Details
-
Bug
-
Status: Closed (View Workflow)
-
Major
-
Resolution: Incomplete
-
10.5.13, 10.6.7
-
None
-
Debian Bullseye, MariaDB through the Maria repositories
Description
I have a backup server which is used for making snapshots of a MariaDB database. It slaves off of a MariaDB master. All servers in the system were running 10.3 until recently, when I upgraded the backup to 10.5.
At that time the backup server started to regularly run out of memory. MariaDB gets OOMed by the kernel and I have to restart it quite often.
mysqltuner reports that the max memory usage by MariaDB should be some ~8GB. I have 16GB RAM on the machine. MariaDB will hit 95%+ memory usage according to top, and eventually gets killed.

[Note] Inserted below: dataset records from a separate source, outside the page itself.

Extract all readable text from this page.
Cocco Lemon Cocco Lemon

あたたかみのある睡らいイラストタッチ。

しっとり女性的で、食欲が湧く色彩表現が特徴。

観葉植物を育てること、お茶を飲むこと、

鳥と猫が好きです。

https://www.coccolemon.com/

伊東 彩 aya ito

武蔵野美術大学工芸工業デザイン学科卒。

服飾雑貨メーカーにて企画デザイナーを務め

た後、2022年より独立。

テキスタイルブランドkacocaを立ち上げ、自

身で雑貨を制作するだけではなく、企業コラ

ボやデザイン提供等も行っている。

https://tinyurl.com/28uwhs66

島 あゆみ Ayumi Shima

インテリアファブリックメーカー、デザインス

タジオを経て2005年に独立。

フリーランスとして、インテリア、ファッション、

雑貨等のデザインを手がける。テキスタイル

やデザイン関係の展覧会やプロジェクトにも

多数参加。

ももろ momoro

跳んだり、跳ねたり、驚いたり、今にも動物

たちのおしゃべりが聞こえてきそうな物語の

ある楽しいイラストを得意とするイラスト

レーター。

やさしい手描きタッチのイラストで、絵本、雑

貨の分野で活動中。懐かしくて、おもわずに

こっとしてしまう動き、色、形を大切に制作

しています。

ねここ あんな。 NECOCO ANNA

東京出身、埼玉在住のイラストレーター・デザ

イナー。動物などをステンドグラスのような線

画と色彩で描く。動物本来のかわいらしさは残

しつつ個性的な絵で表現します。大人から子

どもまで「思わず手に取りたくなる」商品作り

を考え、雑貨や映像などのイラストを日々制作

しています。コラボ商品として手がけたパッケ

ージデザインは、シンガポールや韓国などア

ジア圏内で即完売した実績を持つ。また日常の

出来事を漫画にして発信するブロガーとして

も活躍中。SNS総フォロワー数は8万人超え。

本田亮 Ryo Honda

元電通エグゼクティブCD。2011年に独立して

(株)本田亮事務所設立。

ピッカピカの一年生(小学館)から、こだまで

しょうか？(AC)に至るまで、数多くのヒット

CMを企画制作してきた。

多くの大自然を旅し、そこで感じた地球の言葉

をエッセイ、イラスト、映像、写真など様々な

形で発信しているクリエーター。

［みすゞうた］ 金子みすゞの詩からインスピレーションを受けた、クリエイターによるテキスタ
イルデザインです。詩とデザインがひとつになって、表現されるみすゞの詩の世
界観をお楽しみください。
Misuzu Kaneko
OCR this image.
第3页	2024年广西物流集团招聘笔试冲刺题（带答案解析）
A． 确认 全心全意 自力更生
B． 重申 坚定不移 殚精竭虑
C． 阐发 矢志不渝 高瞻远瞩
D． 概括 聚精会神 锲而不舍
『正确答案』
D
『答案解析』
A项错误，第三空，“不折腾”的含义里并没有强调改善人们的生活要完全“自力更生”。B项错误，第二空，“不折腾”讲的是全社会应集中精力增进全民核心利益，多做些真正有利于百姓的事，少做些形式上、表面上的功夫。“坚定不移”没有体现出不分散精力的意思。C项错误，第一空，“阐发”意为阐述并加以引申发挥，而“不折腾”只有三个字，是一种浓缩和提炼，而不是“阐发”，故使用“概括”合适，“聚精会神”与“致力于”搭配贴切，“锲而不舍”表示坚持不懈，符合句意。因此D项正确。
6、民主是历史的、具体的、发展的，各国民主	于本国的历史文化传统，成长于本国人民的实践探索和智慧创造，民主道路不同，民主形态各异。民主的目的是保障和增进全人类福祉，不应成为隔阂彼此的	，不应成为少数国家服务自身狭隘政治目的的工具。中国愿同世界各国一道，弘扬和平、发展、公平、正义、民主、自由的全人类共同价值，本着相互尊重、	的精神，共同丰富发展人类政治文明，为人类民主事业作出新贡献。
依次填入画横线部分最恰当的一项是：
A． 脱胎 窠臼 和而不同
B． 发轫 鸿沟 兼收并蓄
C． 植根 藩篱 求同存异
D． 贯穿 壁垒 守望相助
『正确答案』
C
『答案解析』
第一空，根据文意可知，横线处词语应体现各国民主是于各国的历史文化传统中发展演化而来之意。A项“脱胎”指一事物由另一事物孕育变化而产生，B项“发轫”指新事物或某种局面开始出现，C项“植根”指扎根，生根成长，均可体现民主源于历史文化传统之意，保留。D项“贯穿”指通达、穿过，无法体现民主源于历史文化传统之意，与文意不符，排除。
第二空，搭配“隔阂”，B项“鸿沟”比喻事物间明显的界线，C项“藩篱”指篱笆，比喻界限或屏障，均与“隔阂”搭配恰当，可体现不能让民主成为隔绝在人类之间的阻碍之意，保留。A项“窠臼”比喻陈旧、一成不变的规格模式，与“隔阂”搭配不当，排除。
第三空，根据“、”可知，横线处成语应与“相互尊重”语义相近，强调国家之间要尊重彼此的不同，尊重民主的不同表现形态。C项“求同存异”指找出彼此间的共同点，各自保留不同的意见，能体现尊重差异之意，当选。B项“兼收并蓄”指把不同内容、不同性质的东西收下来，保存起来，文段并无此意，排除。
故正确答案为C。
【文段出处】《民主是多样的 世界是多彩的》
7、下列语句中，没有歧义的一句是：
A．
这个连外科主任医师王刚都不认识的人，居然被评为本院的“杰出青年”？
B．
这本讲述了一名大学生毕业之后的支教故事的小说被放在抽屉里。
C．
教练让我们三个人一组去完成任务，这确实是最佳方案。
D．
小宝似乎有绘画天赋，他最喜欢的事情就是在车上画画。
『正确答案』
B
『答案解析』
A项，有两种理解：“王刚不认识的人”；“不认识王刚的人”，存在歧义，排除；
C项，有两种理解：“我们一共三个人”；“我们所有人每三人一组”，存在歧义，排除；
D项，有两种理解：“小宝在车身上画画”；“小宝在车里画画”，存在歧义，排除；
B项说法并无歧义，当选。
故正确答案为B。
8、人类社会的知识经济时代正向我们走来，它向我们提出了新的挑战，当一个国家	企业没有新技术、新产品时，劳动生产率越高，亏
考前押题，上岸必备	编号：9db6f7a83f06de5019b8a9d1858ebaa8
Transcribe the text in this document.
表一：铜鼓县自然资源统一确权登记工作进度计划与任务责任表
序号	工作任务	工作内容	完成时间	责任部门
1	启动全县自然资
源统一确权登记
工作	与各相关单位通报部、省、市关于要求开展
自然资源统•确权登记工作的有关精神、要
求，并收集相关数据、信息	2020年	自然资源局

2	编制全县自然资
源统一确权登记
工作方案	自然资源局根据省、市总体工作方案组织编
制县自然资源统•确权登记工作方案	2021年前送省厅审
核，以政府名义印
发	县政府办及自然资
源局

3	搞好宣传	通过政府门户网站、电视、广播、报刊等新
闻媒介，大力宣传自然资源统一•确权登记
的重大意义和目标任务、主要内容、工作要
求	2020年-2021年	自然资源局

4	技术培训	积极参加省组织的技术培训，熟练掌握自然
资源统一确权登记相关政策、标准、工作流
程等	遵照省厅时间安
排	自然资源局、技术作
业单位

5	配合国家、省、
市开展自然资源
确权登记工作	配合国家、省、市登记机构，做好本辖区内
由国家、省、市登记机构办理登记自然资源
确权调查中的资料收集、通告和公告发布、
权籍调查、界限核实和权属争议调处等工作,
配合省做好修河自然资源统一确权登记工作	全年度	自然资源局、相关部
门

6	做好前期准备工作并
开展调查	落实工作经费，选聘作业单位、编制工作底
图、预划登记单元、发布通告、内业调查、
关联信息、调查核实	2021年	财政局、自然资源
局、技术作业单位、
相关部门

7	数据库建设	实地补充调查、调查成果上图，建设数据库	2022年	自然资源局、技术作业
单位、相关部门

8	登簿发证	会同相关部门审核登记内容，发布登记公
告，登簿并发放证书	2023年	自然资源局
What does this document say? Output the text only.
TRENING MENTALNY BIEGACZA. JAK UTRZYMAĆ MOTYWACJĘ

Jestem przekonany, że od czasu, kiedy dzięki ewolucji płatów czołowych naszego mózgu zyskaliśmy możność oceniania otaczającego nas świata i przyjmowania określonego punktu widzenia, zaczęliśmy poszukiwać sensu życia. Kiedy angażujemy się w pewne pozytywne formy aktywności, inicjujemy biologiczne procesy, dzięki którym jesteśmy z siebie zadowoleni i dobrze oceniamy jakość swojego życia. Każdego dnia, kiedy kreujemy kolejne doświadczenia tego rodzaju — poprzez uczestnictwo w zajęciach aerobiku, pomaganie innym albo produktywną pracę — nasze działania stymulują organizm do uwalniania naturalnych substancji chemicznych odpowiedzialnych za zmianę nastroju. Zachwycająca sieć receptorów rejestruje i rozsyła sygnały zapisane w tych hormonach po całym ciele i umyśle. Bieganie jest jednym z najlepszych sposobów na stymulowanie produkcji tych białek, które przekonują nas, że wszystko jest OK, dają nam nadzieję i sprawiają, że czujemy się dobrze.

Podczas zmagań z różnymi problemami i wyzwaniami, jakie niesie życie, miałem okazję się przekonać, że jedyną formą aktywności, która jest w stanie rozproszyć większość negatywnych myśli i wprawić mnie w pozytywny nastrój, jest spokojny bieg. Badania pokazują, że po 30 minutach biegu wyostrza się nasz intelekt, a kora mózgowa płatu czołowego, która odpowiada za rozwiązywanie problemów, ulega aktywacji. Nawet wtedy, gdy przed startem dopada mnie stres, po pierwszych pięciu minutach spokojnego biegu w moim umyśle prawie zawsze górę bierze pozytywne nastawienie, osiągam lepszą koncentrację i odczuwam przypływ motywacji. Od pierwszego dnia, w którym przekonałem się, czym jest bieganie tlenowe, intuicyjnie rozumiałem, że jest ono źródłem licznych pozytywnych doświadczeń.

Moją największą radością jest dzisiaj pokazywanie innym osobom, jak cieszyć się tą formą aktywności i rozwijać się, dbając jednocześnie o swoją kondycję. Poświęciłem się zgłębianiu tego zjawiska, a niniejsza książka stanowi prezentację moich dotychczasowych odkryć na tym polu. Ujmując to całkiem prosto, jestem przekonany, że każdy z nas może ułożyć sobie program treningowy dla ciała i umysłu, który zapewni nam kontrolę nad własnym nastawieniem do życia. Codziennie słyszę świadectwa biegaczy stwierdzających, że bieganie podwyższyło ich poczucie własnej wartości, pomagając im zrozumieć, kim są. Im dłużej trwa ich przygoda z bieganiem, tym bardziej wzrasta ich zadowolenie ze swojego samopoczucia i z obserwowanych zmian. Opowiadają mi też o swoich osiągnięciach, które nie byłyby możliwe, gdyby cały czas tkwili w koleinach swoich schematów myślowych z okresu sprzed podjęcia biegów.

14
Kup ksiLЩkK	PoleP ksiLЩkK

MariaDB on this server doesn't do anything other than replication, so it's hard to say for sure whether this is a replication problem or a "doing anything" problem. But it certainly scales with the amount of replication being performed: if it's catching up on a replication backlog, then it'll fly through memory.
It may be related to replication paralellism (slave_domain_parallel_threads). On 10.3 I was running 8 threads in "aggressive" mode without trouble, and that's what I started with on 10.5 and 10.6. Yesterday I experimented with the settings:
slave_parallel_threads | slave_parallel_mode | slave_retried_transaction / minute | MB RAM leaked / minute |
---|---|---|---|
2 | aggressive | 106 | 16 |
8 | none | 0 | 0 |
8 | minimal | 0 | 22 |
8 | aggressive | 221 | 11 |
20 | minimal | 0 | 19 |
20 | aggressive | 420 | 30 |
These were run over the course of ~10 minutes each while replication was catching up. So it isn't a huge sample, and the test may not have been "fair" in terms of exactly what commands were being executed for each test.
The biggest thing to note is the 0 MB/min leaked in "none" mode. Indeed, when I have slave parallelization disabled completely (via slave_parallel_mode=none or slave_domain_parallel_threads=0) it /seems/ that the memory is no longer leaking, or is doing so much more slowly.
(This may or may not be the same as MDEV-27481. That one affects 10.3, which I did not seem to have a problem with.)